As background, the Safe Use of Opioids measure is a process measure that calculates the proportion of patients age 18 years and older who are prescribed two or more opioids or an opioid and benzodiazepine concurrently at discharge from a hospital-based encounter (inpatient and ED including observation stays). It was added to the list of required measures for the Hospital IQR program in the Fiscal Year (FY) 2020 Inpatient Prospective Payment System (IPPS) reg. In ACEP’s comments on that reg, we expressed concerns about including the measure in the Hospital IQR program—believing that the inclusion of the measure may have some inappropriate, unintended consequences. We stated that the measure could pose a potential bias against emergency physicians, who could, through no fault of their own, discharge a patient from the ED who has concurrent prescriptions of two unique opioids or an opioid and benzodiazepine written by another clinician unrelated and prior to the current ED visit. We also believed that the measure could jeopardize patient safety. We stated that the presence of the measure in the Hospital IQR Program could incentivize clinicians to abruptly cease a patient’s established medications during emergency situations, which could potentially result in the undertreatment or mistreatment of pain or development of withdrawal syndromes. Despite our objections to the measure, CMS added it to the Hospital IQR Program anyway— including in the ED setting. The comment solicitation included in this year’s OPPS reg will give us another opportunity to express our concerns.
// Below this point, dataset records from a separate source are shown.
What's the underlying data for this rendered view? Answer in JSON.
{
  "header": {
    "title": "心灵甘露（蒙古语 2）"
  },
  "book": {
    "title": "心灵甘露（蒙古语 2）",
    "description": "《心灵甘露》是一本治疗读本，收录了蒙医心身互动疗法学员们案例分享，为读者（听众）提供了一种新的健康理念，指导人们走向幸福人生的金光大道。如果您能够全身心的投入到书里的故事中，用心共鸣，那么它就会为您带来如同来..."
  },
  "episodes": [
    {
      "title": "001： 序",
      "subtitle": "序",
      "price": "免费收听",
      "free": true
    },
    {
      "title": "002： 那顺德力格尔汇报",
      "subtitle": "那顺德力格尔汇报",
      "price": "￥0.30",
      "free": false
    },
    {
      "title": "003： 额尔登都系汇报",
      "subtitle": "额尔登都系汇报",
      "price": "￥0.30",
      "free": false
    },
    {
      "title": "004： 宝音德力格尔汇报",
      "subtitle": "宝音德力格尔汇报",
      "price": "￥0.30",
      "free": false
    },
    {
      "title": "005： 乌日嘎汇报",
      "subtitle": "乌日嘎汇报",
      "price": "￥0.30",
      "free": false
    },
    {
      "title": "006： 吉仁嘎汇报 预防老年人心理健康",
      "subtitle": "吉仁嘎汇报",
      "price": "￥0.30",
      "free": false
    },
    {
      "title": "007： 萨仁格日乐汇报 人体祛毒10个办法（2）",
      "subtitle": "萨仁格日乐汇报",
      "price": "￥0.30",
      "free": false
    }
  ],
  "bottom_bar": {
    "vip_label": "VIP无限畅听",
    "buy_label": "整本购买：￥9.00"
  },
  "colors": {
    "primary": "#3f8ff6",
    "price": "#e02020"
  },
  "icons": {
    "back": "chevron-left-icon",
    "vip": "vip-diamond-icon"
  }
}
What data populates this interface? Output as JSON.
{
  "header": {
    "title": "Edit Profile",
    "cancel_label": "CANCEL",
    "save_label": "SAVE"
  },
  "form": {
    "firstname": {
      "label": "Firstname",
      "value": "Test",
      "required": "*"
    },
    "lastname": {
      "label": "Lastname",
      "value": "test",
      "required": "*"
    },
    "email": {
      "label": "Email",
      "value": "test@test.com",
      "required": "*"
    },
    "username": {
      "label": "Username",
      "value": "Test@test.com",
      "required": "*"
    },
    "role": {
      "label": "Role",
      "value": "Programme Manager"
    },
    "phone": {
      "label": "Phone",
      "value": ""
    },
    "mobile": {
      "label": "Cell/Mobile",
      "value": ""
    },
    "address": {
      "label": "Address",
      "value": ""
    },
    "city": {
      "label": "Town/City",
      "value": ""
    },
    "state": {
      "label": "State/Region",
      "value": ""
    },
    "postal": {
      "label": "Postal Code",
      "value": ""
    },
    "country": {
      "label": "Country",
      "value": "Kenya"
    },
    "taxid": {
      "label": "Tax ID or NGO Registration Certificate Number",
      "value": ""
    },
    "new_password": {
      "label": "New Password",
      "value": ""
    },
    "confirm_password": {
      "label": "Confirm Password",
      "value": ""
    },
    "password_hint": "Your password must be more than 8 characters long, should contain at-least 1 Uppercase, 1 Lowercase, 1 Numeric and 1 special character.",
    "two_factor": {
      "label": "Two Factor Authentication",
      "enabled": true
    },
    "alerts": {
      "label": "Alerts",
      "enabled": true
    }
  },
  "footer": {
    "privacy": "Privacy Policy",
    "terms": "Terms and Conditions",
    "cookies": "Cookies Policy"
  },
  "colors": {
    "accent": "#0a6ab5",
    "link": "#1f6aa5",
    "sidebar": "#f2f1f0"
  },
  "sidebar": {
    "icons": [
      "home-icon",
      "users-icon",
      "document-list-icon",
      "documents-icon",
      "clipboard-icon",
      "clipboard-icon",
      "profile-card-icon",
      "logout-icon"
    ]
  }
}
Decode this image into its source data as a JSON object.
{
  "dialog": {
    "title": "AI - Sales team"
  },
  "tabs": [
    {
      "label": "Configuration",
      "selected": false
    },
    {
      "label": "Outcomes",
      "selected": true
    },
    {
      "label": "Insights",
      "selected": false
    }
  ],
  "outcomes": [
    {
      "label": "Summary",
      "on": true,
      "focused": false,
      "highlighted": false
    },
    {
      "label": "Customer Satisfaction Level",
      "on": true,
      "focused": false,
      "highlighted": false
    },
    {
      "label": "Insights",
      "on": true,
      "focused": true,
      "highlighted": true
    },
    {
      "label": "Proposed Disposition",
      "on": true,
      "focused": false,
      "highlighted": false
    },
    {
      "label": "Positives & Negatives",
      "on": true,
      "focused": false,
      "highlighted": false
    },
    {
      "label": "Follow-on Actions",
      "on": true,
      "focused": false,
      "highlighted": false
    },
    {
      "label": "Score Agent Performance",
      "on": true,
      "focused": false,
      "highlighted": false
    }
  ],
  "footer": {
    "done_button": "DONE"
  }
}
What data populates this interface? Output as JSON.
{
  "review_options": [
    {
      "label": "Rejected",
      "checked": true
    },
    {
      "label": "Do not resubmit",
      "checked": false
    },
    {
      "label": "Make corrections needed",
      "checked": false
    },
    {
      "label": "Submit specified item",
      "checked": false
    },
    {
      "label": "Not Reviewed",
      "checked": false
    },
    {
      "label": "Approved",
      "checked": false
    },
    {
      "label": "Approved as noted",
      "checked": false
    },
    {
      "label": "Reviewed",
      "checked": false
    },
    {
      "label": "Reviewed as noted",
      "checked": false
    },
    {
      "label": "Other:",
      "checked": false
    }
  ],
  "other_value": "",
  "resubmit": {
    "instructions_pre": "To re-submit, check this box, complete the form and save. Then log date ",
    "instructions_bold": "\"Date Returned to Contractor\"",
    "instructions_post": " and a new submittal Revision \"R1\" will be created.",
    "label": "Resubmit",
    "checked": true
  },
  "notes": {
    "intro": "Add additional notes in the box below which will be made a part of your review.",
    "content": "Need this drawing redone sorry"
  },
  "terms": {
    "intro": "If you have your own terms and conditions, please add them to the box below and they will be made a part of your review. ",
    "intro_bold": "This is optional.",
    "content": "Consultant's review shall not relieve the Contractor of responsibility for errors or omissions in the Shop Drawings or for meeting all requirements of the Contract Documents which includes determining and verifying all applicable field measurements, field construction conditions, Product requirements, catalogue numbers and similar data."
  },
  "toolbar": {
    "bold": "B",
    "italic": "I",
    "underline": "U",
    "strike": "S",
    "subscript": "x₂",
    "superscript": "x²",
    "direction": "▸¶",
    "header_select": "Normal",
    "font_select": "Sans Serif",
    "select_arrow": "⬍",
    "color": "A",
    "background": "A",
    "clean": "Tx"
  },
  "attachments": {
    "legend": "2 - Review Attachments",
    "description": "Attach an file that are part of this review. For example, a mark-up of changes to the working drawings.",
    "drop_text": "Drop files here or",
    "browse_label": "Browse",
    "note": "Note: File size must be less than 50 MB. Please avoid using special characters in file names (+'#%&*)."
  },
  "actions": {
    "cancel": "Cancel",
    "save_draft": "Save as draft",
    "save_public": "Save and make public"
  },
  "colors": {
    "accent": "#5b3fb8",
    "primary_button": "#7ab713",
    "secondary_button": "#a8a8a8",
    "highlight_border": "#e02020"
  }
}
Comments on all the proposals and requests for information and feedback in the OPPS reg are due on September 19, 2021. ACEP will be working on our response to the reg over the next several weeks.
Before concluding, I want to make a quick programming note. Regs & Eggs will be taking a three-week summer vacation and will be back in full swing on August 19th. Until then, perhaps you can try something different for breakfast each Thursday morning—although I know you all never get tired of having regs with your eggs!